How Many? {Math Workshop}

It took me all of thirty minutes to settle in from being gone all day, read my newest math book, How Many? by Christopher Danielson and then open my laptop to write this blogpost.  I love to look for math in my world and this book is an invitation to do just that.  It encourages the reader to go beyond the obvious numbers you see at a glance and take time to observe with a new lens; multiple lens.  

I love how the introduction encourages the readers to make choices with what they want to count and how they want to count.  He also encourages readers to linger and says the more time you spend with a photograph/page the more you will see.  I just felt the need to slow right down there and enjoy this book.  The book begins with three pages and text guiding the reader for things they may see in a box with a pair of shoes.  Have you ever thought to count the eyelet holes for laces or the stitching lines?  The possibilities are more than two shoes.  After reading the introduction I instantly eager to see beyond the obvious on each page.  For example the egg carton has one egg but I started counting the empty egg spots first.

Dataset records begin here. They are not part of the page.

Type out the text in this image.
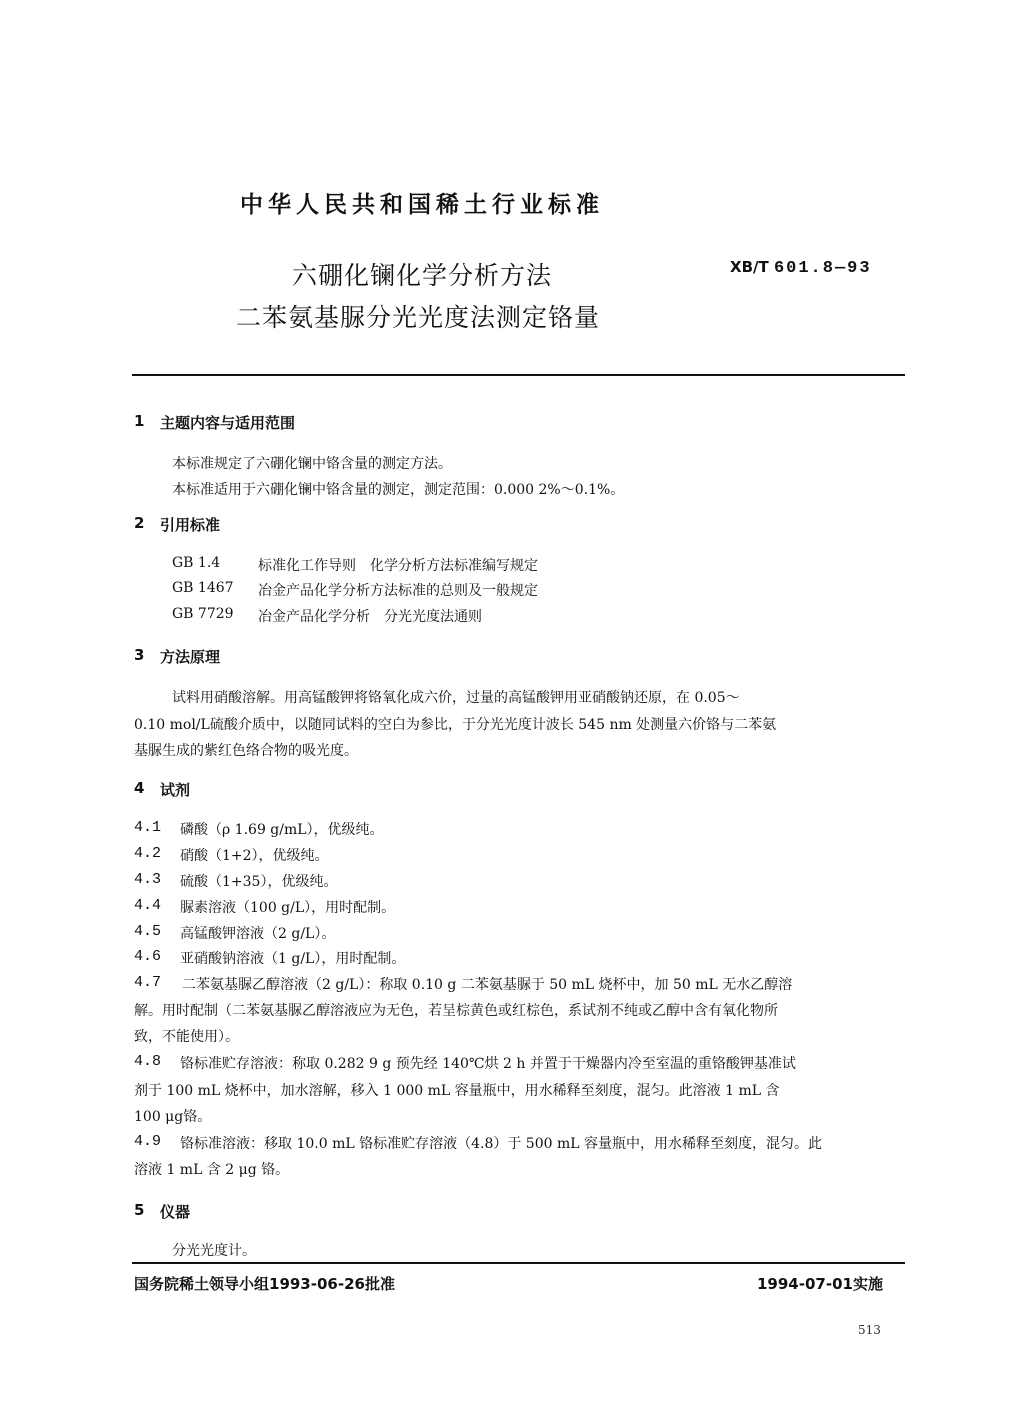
中华人民共和国稀土行业标准
六硼化镧化学分析方法
二苯氨基脲分光光度法测定铬量
XB/T 601.8—93
1 主题内容与适用范围
本标准规定了六硼化镧中铬含量的测定方法。
本标准适用于六硼化镧中铬含量的测定，测定范围：0.000 2%～0.1%。
2 引用标准
GB 1.4	标准化工作导则　化学分析方法标准编写规定
GB 1467 冶金产品化学分析方法标准的总则及一般规定
GB 7729 冶金产品化学分析　分光光度法通则
3 方法原理
试料用硝酸溶解。用高锰酸钾将铬氧化成六价，过量的高锰酸钾用亚硝酸钠还原，在 0.05～
0.10 mol/L硫酸介质中，以随同试料的空白为参比，于分光光度计波长 545 nm 处测量六价铬与二苯氨
基脲生成的紫红色络合物的吸光度。
4 试剂
4.1 磷酸（ρ 1.69 g/mL），优级纯。
4.2 硝酸（1+2），优级纯。
4.3 硫酸（1+35），优级纯。
4.4 脲素溶液（100 g/L），用时配制。
4.5 高锰酸钾溶液（2 g/L）。
4.6 亚硝酸钠溶液（1 g/L），用时配制。
4.7 二苯氨基脲乙醇溶液（2 g/L）：称取 0.10 g 二苯氨基脲于 50 mL 烧杯中，加 50 mL 无水乙醇溶
解。用时配制（二苯氨基脲乙醇溶液应为无色，若呈棕黄色或红棕色，系试剂不纯或乙醇中含有氧化物所
致，不能使用）。
4.8 铬标准贮存溶液：称取 0.282 9 g 预先经 140℃烘 2 h 并置于干燥器内冷至室温的重铬酸钾基准试
剂于 100 mL 烧杯中，加水溶解，移入 1 000 mL 容量瓶中，用水稀释至刻度，混匀。此溶液 1 mL 含
100 μg铬。
4.9 铬标准溶液：移取 10.0 mL 铬标准贮存溶液（4.8）于 500 mL 容量瓶中，用水稀释至刻度，混匀。此
溶液 1 mL 含 2 μg 铬。
5 仪器
分光光度计。
国务院稀土领导小组1993-06-26批准	1994-07-01实施
513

Counting is often thought of as a primary emerging mathematician skill.  This book reminded me counting expands across topics within mathematics.  Beyond counting objects, I found myself working with multiplication and fractions.  The images in this text are perfect examples for placing mathematics in every day context.  The end of the book lists some questions to encourage the reader to revisit the previous pages with a new focus or two.  The questions felt like an invitation to linger and then my mind started racing for images I might want to take around my house and share with the question, How Many?  I think this will make a great math workshop warm up activity.  This will also be a book I recommend to families.  It's easy for families to see how to have literacy conversations and to place literacy invitations in their homes.  We need more guidance for math invitations. 

1 comment:

  1. I'm always learning along with you!! Thanks for sharing your math thinking.